Il n’y a pas, jusqu’ici, d’étude de cohorte sur l’ensemble de la population qui documente l’impact des consommations de médicaments sur le risque d’accident. Ici, le caractère exhaustif et prospectif des indicateurs que nous pouvons obtenir grâce à notre algorithme leur donne beaucoup plus de poids auprès des prescripteurs. Le but étant de discuter de l’opportunité de mettre à jour les recommandations concernant cette classe thérapeutique.

Autre exemple : dans quelques mois, l’âge du permis de conduire sera abaissé à 17 ans. L’analyse exhaustive des passages aux urgences de ces jeunes conducteurs pourrait permettre de mesurer leur part dans le volume total des accidents de la circulation et, le cas échéant, de faire évoluer la loi.

Où en est le projet Tarpon à ce stade ?

G. C. – Après la validation du modèle, entraîné sur plus de 500 000 comptes rendus des urgences du CHU de Bordeaux, une deuxième phase va bientôt démarrer, avec vingt autres services d’urgence. Auparavant, il a fallu définir la manière de l’implanter dans les autres hôpitaux et quelle infrastructure utiliser.
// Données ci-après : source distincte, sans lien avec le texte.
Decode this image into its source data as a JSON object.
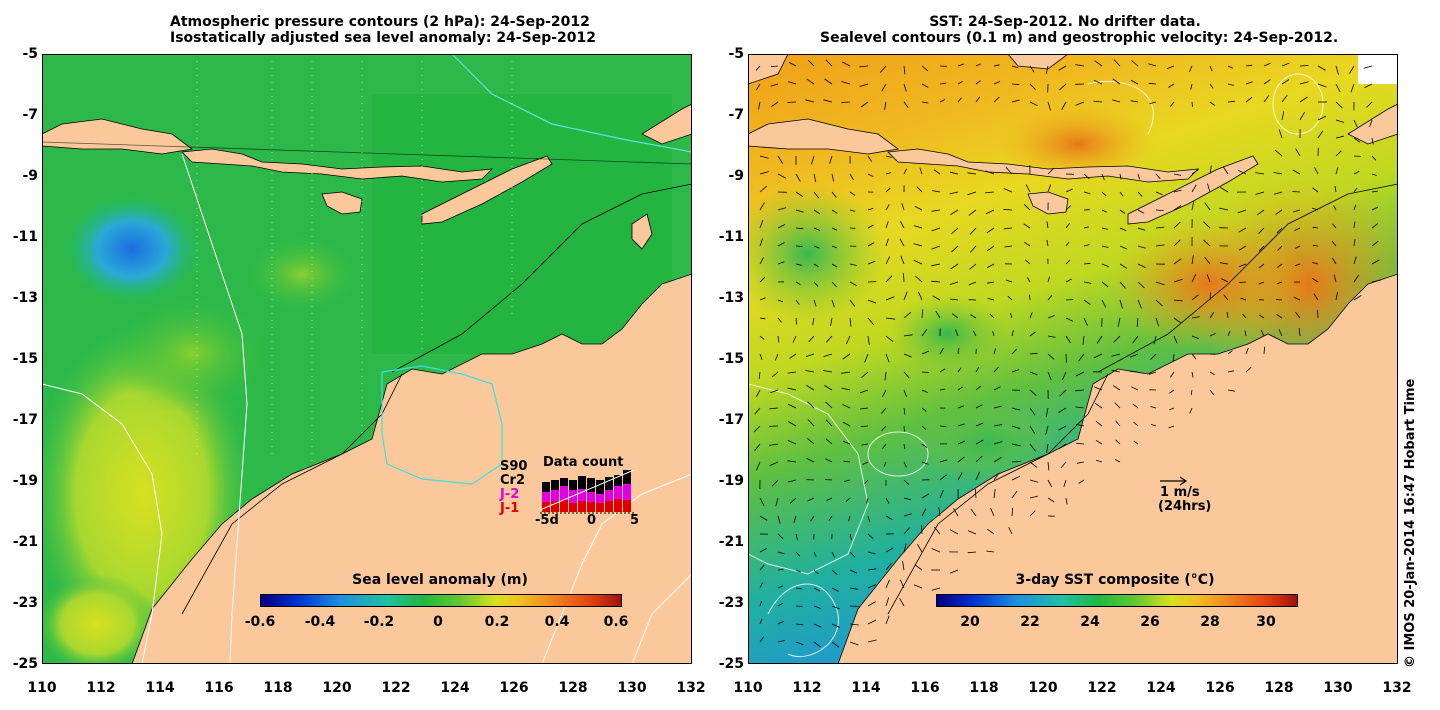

Ainsi, l’Institut interdisciplinaire d’intelligence artificielle (3IA) de la technopole Sophia Antipolis (Alpes-Maritimes) a mis à notre disposition un système de d’apprentissage fédéré, qui permet d’entraîner la machine à partir de données décentralisées. Ce sont des données de santé, donc des données sensibles, qui doivent rester in situ et anonymes. Leur exploitation en temps réel rendue possible par ce super modèle devrait apporter un éclairage nouveau sur des enjeux majeurs de santé publique.